Она едва не рассказала подругам, как мужчины на улице свистят ей вслед и посылают воздушные поцелуи ее животу, но испугалась, что женщины не поймут, почему ей это нравится.

— Ты заблуждаешься, — возразила Марта, накрывая торт полиэтиленовой оберткой. — Когда тебе исполнится сорок, мужской поток иссякнет. Новых мужчин ты уже не заинтересуешь, поэтому надо успеть обзавестись своим — хоть плохоньким, да своим.

— Ну, если дела обстоят таким образом, то я уж как-нибудь обойдусь, — бросила Джесси. Ей хотелось попробовать торт — он казался таким воздушным.

— Может, и обойдешься, — сказала Марта. — Многие женщины обходятся, даже великие секс-символы. Помнишь Брижитт Бардо?

— Бебе, — прошептала Лисбет.

Бебе… Какая ностальгия заключена в прозвище этой ныне состарившейся нимфетки из прошлого!

— Теперь она живет с тридцатью пятью канарейками, — сообщила всезнающая Марта. — А некоторые женщины переключаются на женщин. Видимо, заставляют себя — из политкорректности. Я вот никак не пойму, в чем тут кайф, а вы?

Подруги удивленно посмотрели на нее.

— Вы хоть представляете себе, каково это — удовлетворить другую женщину?

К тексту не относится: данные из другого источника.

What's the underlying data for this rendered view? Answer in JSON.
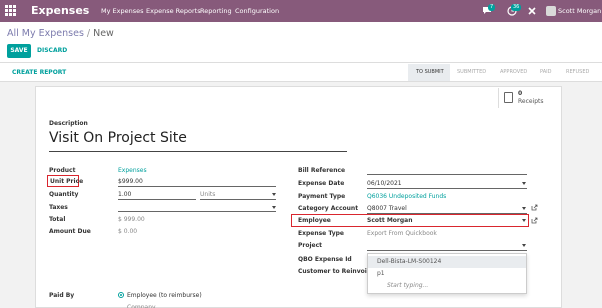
{
  "nav": {
    "app_title": "Expenses",
    "menu": [
      "My Expenses",
      "Expense Reports",
      "Reporting",
      "Configuration"
    ],
    "chat_badge": "7",
    "activity_badge": "36",
    "user_name": "Scott Morgan"
  },
  "breadcrumb": {
    "parent": "All My Expenses",
    "separator": "/",
    "current": "New"
  },
  "actions": {
    "save": "SAVE",
    "discard": "DISCARD"
  },
  "statusbar": {
    "create_report": "CREATE REPORT",
    "stages": [
      "TO SUBMIT",
      "SUBMITTED",
      "APPROVED",
      "PAID",
      "REFUSED"
    ],
    "active_stage": "TO SUBMIT"
  },
  "smart_button": {
    "count": "0",
    "label": "Receipts"
  },
  "form": {
    "description_label": "Description",
    "description_value": "Visit On Project Site",
    "product_label": "Product",
    "product_value": "Expenses",
    "unit_price_label": "Unit Price",
    "unit_price_value": "$999.00",
    "quantity_label": "Quantity",
    "quantity_value": "1.00",
    "units_placeholder": "Units",
    "taxes_label": "Taxes",
    "total_label": "Total",
    "total_value": "$ 999.00",
    "amount_due_label": "Amount Due",
    "amount_due_value": "$ 0.00",
    "bill_reference_label": "Bill Reference",
    "expense_date_label": "Expense Date",
    "expense_date_value": "06/10/2021",
    "payment_type_label": "Payment Type",
    "payment_type_value": "Q6036 Undeposited Funds",
    "category_account_label": "Category Account",
    "category_account_value": "Q8007 Travel",
    "employee_label": "Employee",
    "employee_value": "Scott Morgan",
    "expense_type_label": "Expense Type",
    "expense_type_value": "Export From Quickbook",
    "project_label": "Project",
    "qbo_expense_id_label": "QBO Expense Id",
    "customer_reinvoice_label": "Customer to Reinvoice",
    "paid_by_label": "Paid By",
    "paid_by_option": "Employee (to reimburse)",
    "paid_by_option_2": "Company"
  },
  "project_dropdown": {
    "items": [
      "Dell-Bista-LM-S00124",
      "p1",
      "Start typing..."
    ]
  },
  "colors": {
    "navbar": "#875a7b",
    "primary": "#00a09d",
    "highlight_box": "#d9262e"
  }
}
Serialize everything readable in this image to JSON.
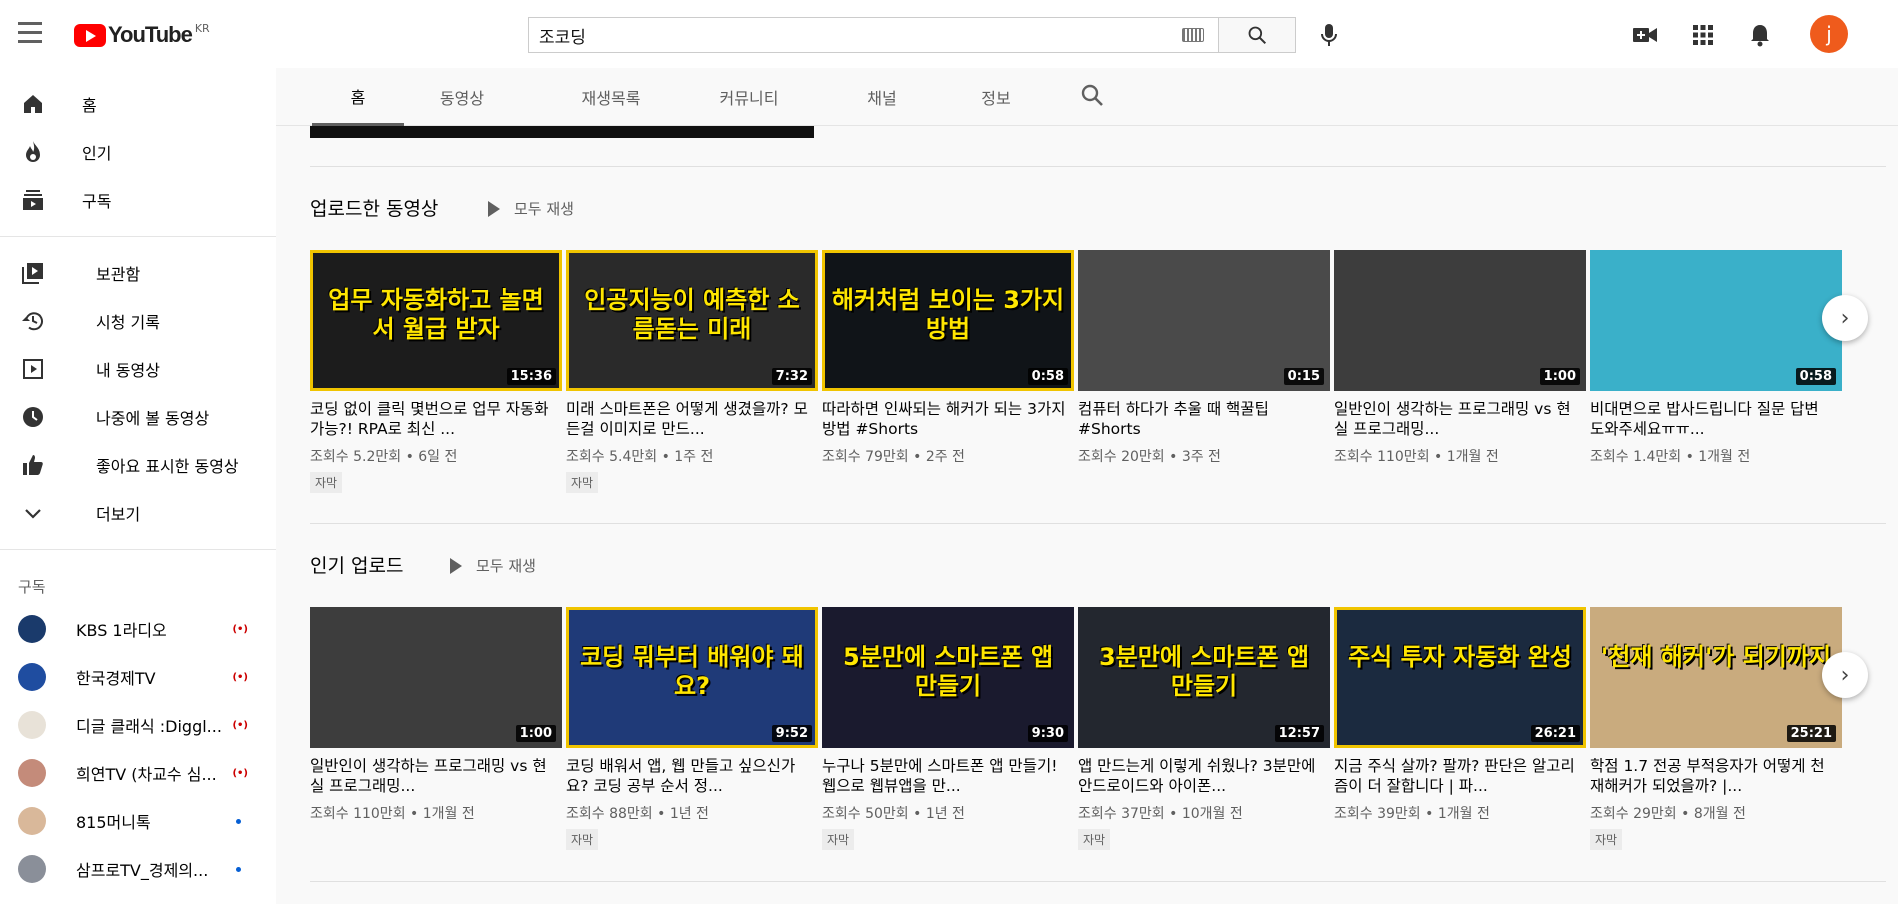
{
  "header": {
    "logo_text": "YouTube",
    "logo_region": "KR",
    "search_value": "조코딩"
  },
  "sidebar": {
    "main": [
      {
        "label": "홈",
        "icon": "home-icon"
      },
      {
        "label": "인기",
        "icon": "trending-icon"
      },
      {
        "label": "구독",
        "icon": "subscriptions-icon"
      }
    ],
    "library": [
      {
        "label": "보관함",
        "icon": "library-icon"
      },
      {
        "label": "시청 기록",
        "icon": "history-icon"
      },
      {
        "label": "내 동영상",
        "icon": "your-videos-icon"
      },
      {
        "label": "나중에 볼 동영상",
        "icon": "watch-later-icon"
      },
      {
        "label": "좋아요 표시한 동영상",
        "icon": "liked-icon"
      },
      {
        "label": "더보기",
        "icon": "chevron-down-icon"
      }
    ],
    "subscriptions_heading": "구독",
    "subscriptions": [
      {
        "label": "KBS 1라디오",
        "status": "live",
        "color": "#1a3a6b"
      },
      {
        "label": "한국경제TV",
        "status": "live",
        "color": "#1f4da0"
      },
      {
        "label": "디글 클래식 :Diggl...",
        "status": "live",
        "color": "#e8e2d8"
      },
      {
        "label": "희연TV (차교수 심...",
        "status": "live",
        "color": "#c48b7a"
      },
      {
        "label": "815머니톡",
        "status": "new",
        "color": "#d9b89a"
      },
      {
        "label": "삼프로TV_경제의...",
        "status": "new",
        "color": "#8a8f99"
      }
    ]
  },
  "channel_tabs": [
    "홈",
    "동영상",
    "재생목록",
    "커뮤니티",
    "채널",
    "정보"
  ],
  "shelves": [
    {
      "title": "업로드한 동영상",
      "play_all": "모두 재생",
      "videos": [
        {
          "title": "코딩 없이 클릭 몇번으로 업무 자동화 가능?! RPA로 최신 ...",
          "meta": "조회수 5.2만회 • 6일 전",
          "duration": "15:36",
          "badge": "자막",
          "thumb_text": "업무 자동화하고 놀면서 월급 받자",
          "bg": "#1c1c1c",
          "border": "#f0c400"
        },
        {
          "title": "미래 스마트폰은 어떻게 생겼을까? 모든걸 이미지로 만드...",
          "meta": "조회수 5.4만회 • 1주 전",
          "duration": "7:32",
          "badge": "자막",
          "thumb_text": "인공지능이 예측한 소름돋는 미래",
          "bg": "#2a2a2a",
          "border": "#f0c400"
        },
        {
          "title": "따라하면 인싸되는 해커가 되는 3가지 방법 #Shorts",
          "meta": "조회수 79만회 • 2주 전",
          "duration": "0:58",
          "badge": "",
          "thumb_text": "해커처럼 보이는 3가지 방법",
          "bg": "#101418",
          "border": "#f0c400"
        },
        {
          "title": "컴퓨터 하다가 추울 때 핵꿀팁 #Shorts",
          "meta": "조회수 20만회 • 3주 전",
          "duration": "0:15",
          "badge": "",
          "thumb_text": "",
          "bg": "#4a4a4a",
          "border": ""
        },
        {
          "title": "일반인이 생각하는 프로그래밍 vs 현실 프로그래밍...",
          "meta": "조회수 110만회 • 1개월 전",
          "duration": "1:00",
          "badge": "",
          "thumb_text": "",
          "bg": "#3d3d3d",
          "border": ""
        },
        {
          "title": "비대면으로 밥사드립니다 질문 답변 도와주세요ㅠㅠ...",
          "meta": "조회수 1.4만회 • 1개월 전",
          "duration": "0:58",
          "badge": "",
          "thumb_text": "",
          "bg": "#3ab0c9",
          "border": ""
        }
      ]
    },
    {
      "title": "인기 업로드",
      "play_all": "모두 재생",
      "videos": [
        {
          "title": "일반인이 생각하는 프로그래밍 vs 현실 프로그래밍...",
          "meta": "조회수 110만회 • 1개월 전",
          "duration": "1:00",
          "badge": "",
          "thumb_text": "",
          "bg": "#3d3d3d",
          "border": ""
        },
        {
          "title": "코딩 배워서 앱, 웹 만들고 싶으신가요? 코딩 공부 순서 정...",
          "meta": "조회수 88만회 • 1년 전",
          "duration": "9:52",
          "badge": "자막",
          "thumb_text": "코딩 뭐부터 배워야 돼요?",
          "bg": "#1f3a78",
          "border": "#f0c400"
        },
        {
          "title": "누구나 5분만에 스마트폰 앱 만들기! 웹으로 웹뷰앱을 만...",
          "meta": "조회수 50만회 • 1년 전",
          "duration": "9:30",
          "badge": "자막",
          "thumb_text": "5분만에 스마트폰 앱 만들기",
          "bg": "#1a1a2e",
          "border": ""
        },
        {
          "title": "앱 만드는게 이렇게 쉬웠나? 3분만에 안드로이드와 아이폰...",
          "meta": "조회수 37만회 • 10개월 전",
          "duration": "12:57",
          "badge": "자막",
          "thumb_text": "3분만에 스마트폰 앱 만들기",
          "bg": "#23272f",
          "border": ""
        },
        {
          "title": "지금 주식 살까? 팔까? 판단은 알고리즘이 더 잘합니다 | 파...",
          "meta": "조회수 39만회 • 1개월 전",
          "duration": "26:21",
          "badge": "",
          "thumb_text": "주식 투자 자동화 완성",
          "bg": "#1b2a3f",
          "border": "#f0c400"
        },
        {
          "title": "학점 1.7 전공 부적응자가 어떻게 천재해커가 되었을까? |...",
          "meta": "조회수 29만회 • 8개월 전",
          "duration": "25:21",
          "badge": "자막",
          "thumb_text": "'천재 해커'가 되기까지",
          "bg": "#c9ab7e",
          "border": ""
        }
      ]
    }
  ]
}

По-моему, это так… так трудно. Как можно водить пальцем по крошечному кусочку плоти — не больше стирательной резинки — в течение пятнадцати, а то и тридцати минут? Для этого надо иметь серьезный мотив.

— Страсть оправдывает все, — сказала Клер. — Желание — единственное оправдание секса. Если ты не влюблена, то воспринимаешь все это отстраненно, как будто рассматриваешь картинки в учебнике, и тогда любые действия кажутся бессмысленными и негигиеничными.

— Вот и я о том же, — продолжала ораторствовать Марта, вообразив, что заручилась поддержкой Клер. — Как вы думаете, разве кто-нибудь по-настоящему любит оральный секс?

Подруги переглянулись.

— Я имею в виду активное участие в процессе. Когда мужчина делает это тебе — куда ни шло, но вот наоборот… В общем, после долгих попыток я пришла к выводу, что, делая минет, женщина не получает никакого удовольствия.

— Тебя послушать, так выходит, что это трудовая повинность, — промолвила Джесси.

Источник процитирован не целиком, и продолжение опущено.